Professor Trevino believes that businesses and business schools can teach ethics.
Ethics can certainly be taught. People can be taught to recognize ethical issues when they arise and they can be given decision making skills and told what expectations are. But, education isn't enough. Most people are susceptible to influences from the environments in which they find themselves. Therefore, organizations and their leaders must create strong ethical cultures in which ethical behavior is supported and unethical behavior is seriously disciplined. This happens by focusing on multiple systems (including reward and disciplinary systems) that all point employees in the right direction. Senior leaders who deal with the most ambiguous ethical issues should be thoroughly vetted for their moral courage and ethical leadership.I agree with Trevino on this; you can teach ethics but the organizational environment is important. I would add that teaching ethics in a business school is akin to teaching chastity in a whorehouse. If you succeed you won't be a whorehouse anymore. Put less colorfully, a cavalier attitude to ethics is an essential part of the environment both in business schools and in the business world. This is the reason that we have the reoccurring episodes of corporate scandals. As Trevino herself noted following the Enron scandal.

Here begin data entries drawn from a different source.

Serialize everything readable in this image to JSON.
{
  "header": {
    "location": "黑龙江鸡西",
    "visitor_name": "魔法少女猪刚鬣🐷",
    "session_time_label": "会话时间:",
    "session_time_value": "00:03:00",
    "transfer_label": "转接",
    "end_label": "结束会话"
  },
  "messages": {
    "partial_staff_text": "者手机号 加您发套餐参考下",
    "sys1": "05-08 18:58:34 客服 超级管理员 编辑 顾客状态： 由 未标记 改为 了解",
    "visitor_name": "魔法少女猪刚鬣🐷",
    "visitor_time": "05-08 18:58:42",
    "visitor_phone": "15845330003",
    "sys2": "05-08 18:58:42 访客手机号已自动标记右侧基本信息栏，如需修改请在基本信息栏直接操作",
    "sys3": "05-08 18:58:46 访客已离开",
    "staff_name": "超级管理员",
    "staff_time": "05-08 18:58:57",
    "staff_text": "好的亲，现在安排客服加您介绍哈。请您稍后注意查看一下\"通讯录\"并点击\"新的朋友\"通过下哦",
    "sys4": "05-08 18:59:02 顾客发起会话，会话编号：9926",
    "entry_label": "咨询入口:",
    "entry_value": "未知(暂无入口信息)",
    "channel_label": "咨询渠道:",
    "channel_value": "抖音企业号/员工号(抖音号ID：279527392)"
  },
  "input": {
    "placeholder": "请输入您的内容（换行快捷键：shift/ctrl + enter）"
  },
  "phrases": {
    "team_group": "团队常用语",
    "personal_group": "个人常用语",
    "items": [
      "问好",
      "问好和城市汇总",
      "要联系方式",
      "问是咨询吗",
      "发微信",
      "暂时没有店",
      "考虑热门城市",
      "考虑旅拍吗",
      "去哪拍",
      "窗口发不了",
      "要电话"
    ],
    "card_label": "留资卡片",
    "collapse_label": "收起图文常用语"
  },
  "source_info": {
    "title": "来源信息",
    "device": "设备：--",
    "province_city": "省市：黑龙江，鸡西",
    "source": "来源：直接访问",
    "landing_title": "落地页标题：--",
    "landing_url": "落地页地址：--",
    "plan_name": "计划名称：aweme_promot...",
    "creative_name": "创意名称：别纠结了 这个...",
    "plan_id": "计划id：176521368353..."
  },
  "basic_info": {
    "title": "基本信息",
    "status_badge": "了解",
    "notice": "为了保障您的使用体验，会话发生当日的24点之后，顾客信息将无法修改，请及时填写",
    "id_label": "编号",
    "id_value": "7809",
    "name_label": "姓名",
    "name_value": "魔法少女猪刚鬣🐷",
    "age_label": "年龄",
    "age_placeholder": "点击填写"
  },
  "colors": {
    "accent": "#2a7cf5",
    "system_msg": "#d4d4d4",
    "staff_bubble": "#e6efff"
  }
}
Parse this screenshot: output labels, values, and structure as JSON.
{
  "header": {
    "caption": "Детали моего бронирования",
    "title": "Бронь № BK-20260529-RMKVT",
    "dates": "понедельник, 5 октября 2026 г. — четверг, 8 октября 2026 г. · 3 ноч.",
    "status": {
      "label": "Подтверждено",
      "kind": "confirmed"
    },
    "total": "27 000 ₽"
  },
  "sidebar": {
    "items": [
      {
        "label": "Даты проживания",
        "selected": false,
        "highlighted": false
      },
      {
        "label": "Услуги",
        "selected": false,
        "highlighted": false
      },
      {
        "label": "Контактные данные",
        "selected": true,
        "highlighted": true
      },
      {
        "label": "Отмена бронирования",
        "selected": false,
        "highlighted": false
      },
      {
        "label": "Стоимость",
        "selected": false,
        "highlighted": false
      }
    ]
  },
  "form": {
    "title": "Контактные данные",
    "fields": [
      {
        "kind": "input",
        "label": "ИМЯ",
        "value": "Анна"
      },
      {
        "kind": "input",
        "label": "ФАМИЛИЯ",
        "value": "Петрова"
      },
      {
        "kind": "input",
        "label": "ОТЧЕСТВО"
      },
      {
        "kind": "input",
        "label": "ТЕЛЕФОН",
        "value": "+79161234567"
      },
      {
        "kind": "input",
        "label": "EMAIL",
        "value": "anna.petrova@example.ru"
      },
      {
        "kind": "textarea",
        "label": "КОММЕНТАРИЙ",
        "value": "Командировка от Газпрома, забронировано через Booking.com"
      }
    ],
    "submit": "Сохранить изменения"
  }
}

We have certainly not seen an end to large business scandals. Anyone who has been around the business ethics field for a while knows this. Every round of scandals is followed by new regulation and perhaps better behavior for a while. Nevertheless, it seems that some people will find new ways to get around laws and regulations. So, it will continue to be very important for regulators and others to keep their eyes on industries that are ripe for new types of scandal. Elliott Spitzer's focus on unethical "business as usual" in whole industries has been particularly helpful in this regard.Today Enron is old news, but everyone is talking about Patricia Dunn and corporate spying at HP. Likewise we can expect that business schools will continually be plagued by cheating.